The logic behind South Korea's big embrace of North Korea nukes
NEW YORK AND TORONTO
From the Bush administration perspective, South Korea's nonchalance about the North Korean nukes borders on madness. The totalitarian regime in Pyongyang is about as evil as they come, and much of its malice is directed at South Korea. North Korea has even threatened to turn Seoul into a nuclear "sea of fire."
But there is actually an internal logic to the South Korean position: Not only does South Korea not fear the North Korean nukes; it seemingly welcomes them with open arms.
In Seoul's long-term calculus, the North Korean bomb is the "Korean bomb," which will benefit Seoul after eventual reunification. Such a quixotic view is epitomized by South Korean popular culture. A quasi- fascist novel about the two Koreas collaborating on developing nukes and using them to bully Japan has sold more than 5 million copies since its publication in 1994.
In order to obtain Seoul's cooperation in resolving the North Korea nuclear crisis, the Bush administration must understand South Korea's worrisome position - and the public support it enjoys - on the nuclear issue.
Many South Koreans no longer see North Korea as a threat. Instead of a mortal enemy, North Korea has become transmogrified into a sympathetic brother in the South Korean imagination.
This transmogrification is mainly government-induced. Since the election of the longtime dissident Kim Dae Jung to the presidency in 1997, Seoul has pursued the "Sunshine Policy" - a policy designed to appease Pyongyang's murderous regime through massive economic bribery.
To sell this policy to a skeptical electorate, Kim spearheaded a comprehensive propaganda campaign to reconstruct the South's image of the North. This campaign included government censorship and intimidation of those who would criticize North Korea. As a result of this ongoing campaign, South Koreans are now increasingly kept in the dark about the true nature of Pyongyang's gulag state.

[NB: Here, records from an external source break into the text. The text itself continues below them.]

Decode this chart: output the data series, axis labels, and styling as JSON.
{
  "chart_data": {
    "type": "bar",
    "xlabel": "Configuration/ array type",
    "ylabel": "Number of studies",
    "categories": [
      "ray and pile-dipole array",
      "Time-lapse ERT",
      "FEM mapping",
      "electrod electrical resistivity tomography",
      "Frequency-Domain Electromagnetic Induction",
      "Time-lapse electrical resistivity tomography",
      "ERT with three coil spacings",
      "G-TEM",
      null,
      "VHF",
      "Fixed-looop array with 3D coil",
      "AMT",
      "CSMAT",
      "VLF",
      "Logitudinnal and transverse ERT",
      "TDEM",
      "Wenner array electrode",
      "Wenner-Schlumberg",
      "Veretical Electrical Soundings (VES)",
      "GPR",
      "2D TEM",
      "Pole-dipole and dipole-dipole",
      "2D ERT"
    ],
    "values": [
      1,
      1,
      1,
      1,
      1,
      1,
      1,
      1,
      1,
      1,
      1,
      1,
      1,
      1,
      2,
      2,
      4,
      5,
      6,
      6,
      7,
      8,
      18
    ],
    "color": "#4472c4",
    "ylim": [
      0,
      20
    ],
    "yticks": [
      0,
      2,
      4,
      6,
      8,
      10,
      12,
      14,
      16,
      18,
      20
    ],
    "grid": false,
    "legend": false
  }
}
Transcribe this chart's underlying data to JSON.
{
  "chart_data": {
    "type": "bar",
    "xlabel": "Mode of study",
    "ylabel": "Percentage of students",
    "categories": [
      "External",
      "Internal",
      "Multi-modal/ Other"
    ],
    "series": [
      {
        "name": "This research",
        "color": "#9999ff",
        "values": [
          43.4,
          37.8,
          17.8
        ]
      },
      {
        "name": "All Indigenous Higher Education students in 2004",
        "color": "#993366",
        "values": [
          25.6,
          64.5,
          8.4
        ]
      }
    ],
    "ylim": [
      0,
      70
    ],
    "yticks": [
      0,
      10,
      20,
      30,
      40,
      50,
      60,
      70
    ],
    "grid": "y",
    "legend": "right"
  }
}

Even more troubling, however, is Seoul's belief that it may actually benefit from the North Korean nukes. This view is based on two premises:
First, Seoul believes nukes will one day guarantee security for a unified Korea and thereby free it from its traditional dependence on foreign powers. This desire to achieve a self-sufficient security posture was behind Park Chung Hee's US-aborted drive to develop a bomb in the 1970s. It may have also contributed to the recently revealed secret nuclear experiments that "rogue" South Korean scientists undertook as late as in 2000, which has been hushed by Washington to avoid friction with Seoul.
Second, Seoul believes going nuclear would confer it the international prestige that it feels the country deserves for its "miracle" economy but has yet to obtain. Such intangibles loom large in the minds of the fiercely nationalistic Koreans.

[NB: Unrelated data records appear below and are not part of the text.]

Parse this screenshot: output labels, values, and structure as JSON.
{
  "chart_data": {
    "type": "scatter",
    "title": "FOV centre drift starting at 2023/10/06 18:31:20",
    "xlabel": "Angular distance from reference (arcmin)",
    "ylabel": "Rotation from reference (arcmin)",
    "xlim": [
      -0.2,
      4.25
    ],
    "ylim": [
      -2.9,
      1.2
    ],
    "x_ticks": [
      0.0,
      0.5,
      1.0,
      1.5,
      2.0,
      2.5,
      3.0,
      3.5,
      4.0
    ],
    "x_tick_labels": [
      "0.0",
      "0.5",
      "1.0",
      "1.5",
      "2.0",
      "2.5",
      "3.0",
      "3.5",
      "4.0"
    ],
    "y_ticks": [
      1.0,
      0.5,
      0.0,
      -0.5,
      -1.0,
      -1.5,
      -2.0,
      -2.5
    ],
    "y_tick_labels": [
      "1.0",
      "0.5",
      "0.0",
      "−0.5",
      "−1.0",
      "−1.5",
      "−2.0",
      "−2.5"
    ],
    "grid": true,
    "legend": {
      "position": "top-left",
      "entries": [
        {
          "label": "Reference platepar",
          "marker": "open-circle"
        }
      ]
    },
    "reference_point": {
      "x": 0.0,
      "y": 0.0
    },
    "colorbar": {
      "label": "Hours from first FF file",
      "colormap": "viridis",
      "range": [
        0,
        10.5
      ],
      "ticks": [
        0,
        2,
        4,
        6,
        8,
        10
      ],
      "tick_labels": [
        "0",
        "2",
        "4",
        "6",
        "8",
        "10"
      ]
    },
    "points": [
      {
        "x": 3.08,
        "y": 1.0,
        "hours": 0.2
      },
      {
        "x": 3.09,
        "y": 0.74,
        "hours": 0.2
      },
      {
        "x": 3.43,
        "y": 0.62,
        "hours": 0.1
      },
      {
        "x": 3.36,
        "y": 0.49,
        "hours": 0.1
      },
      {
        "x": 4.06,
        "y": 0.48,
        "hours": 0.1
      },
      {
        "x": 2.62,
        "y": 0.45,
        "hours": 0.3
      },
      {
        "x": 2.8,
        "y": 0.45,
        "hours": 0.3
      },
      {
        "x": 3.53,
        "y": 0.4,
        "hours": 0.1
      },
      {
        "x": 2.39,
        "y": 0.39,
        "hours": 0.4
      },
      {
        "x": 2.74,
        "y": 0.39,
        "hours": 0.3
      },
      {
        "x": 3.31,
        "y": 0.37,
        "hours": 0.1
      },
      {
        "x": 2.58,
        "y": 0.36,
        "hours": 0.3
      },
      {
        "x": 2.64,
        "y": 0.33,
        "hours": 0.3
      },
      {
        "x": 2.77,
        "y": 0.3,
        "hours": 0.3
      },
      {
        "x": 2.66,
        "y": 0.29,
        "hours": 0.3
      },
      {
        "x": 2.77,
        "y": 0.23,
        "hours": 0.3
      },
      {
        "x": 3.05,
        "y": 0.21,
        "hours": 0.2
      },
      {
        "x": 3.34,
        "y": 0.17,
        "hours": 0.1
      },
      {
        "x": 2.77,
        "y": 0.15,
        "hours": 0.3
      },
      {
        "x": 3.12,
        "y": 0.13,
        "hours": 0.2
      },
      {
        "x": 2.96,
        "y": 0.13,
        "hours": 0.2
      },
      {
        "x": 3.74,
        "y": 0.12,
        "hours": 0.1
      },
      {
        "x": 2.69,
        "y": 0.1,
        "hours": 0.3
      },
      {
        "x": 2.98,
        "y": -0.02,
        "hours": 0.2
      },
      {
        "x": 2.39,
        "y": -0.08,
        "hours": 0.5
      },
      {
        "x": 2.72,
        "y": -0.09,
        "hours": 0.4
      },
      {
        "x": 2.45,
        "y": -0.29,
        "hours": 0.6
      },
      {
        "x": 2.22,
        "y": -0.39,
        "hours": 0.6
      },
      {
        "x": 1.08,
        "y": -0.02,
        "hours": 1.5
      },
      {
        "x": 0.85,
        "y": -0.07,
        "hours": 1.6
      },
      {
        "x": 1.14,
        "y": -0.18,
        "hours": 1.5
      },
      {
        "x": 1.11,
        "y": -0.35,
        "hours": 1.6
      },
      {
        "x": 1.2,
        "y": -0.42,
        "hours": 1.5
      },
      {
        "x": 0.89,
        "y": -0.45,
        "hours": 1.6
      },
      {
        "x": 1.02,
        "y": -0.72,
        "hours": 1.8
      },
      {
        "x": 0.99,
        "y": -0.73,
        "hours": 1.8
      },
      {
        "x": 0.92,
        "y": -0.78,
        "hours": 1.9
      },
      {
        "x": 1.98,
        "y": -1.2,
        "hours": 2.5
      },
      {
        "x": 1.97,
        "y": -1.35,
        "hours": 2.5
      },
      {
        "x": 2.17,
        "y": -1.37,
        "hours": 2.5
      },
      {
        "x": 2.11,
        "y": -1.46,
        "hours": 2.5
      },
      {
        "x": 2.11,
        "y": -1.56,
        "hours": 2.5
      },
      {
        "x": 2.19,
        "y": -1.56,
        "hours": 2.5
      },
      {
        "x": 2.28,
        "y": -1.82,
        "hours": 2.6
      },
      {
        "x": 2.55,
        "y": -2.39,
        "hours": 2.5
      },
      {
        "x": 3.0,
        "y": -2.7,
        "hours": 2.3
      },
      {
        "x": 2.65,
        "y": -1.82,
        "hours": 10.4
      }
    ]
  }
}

Meanwhile, the North Korean nuclear crisis may assist South Korea's nuclear ambitions in the short term even if there is no reunification and Seoul doesn't gain possession of Pyongyang's nukes. A nuclear Pyongyang has already dramatically increased the pressure on Tokyo - which has also been threatened with the "sea of fire" rhetoric - to go nuclear. The nuclearization of its historic enemy will then make it easier for Seoul to justify the development of its own nukes.

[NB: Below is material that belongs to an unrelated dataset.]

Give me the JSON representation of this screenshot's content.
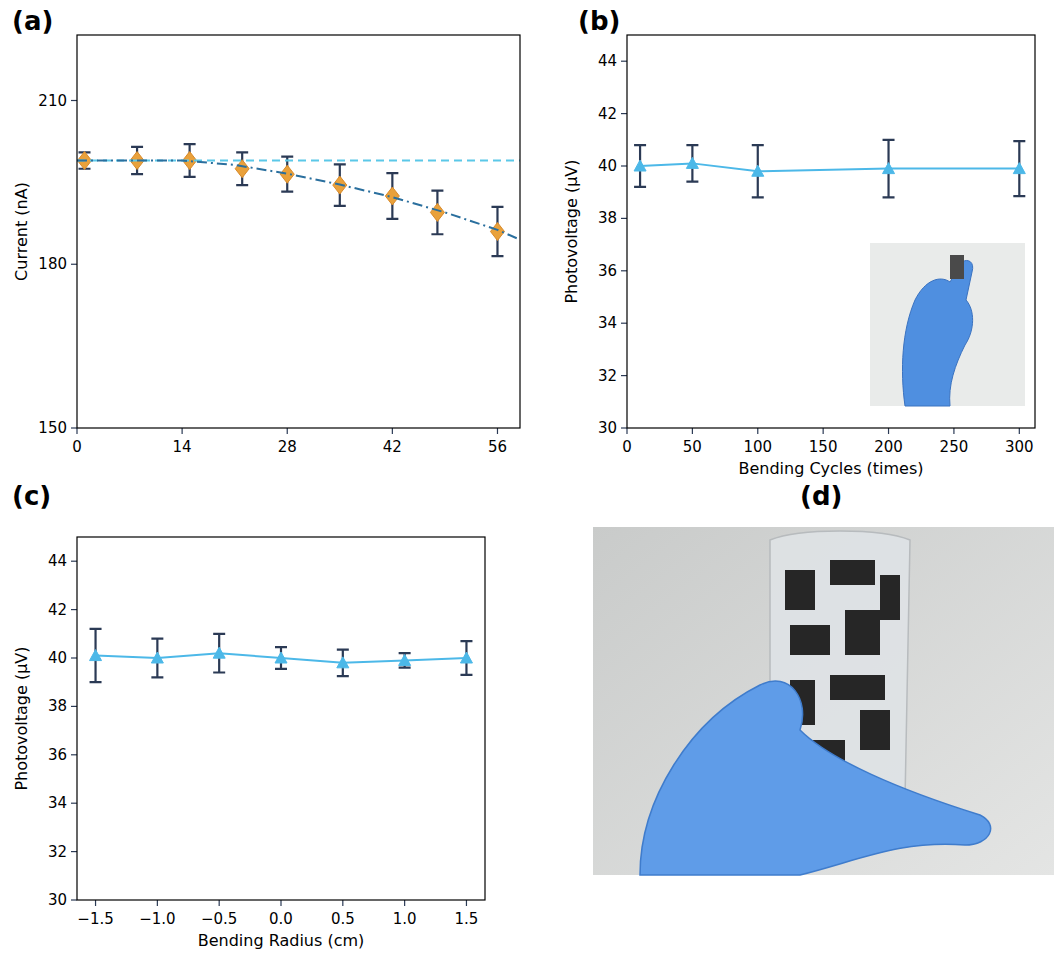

These differences between Washington and Seoul regarding Pyongyang's nukes will continue to frustrate the Bush administration's attempt to resolve the North Korean nuclear crisis. While it is unlikely that Pyongyang would give up its nukes without a credible threat of military action, the current leftist government in Seoul, headed by Kim Dae Jung's successor Roh Moo Hyun, would never back a military solution. Given that Seoul bankrolls Pyongyang, it would also be difficult for the US to impose workable economic sanctions. Even the Chinese, whose influence the Bush administration has come to rely on as the last best hope, have complained that Seoul's appeasement emboldens Pyongyang and renders it less amenable to Beijing's pressure.
Washington must therefore disabuse South Koreans of their twin fantasy of North Korean benevolence and the utility of possessing nuclear arms.
This means, in the first place, Seoul's propaganda that North Korea is benign must be countered. The South Korean public must be made to see North Korea for what it is: an evil, totalitarian regime that murders its own people and even today threatens to communize the South.
Second, South Korea must be reminded of the grave costs of pursuing the nuclear option for itself. In fact, the Bush administration lost a golden opportunity to do so when it failed to refer South Korea to the UN Security Council when the "rogue" nuclear experiments were exposed last summer. That failure revealed that the Bush administration was suffering from a fantasy of its own that the leftist government in Seoul would reciprocate Washington's goodwill with a more cooperative approach regarding North Korea.
The stakes are high for Washington in South Korea. Failure to change the South Korean view about North Korea's nukes will not only perpetuate paralysis of the Bush administration's North Korea policy, it will also raise the specter of East Asia engulfed in a nuclear arms race.
• Won Joon Choe is a citizen of South Korea and writes frequently about Korean politics. Jack Kim is a student at York University's Osgoode Hall Law School.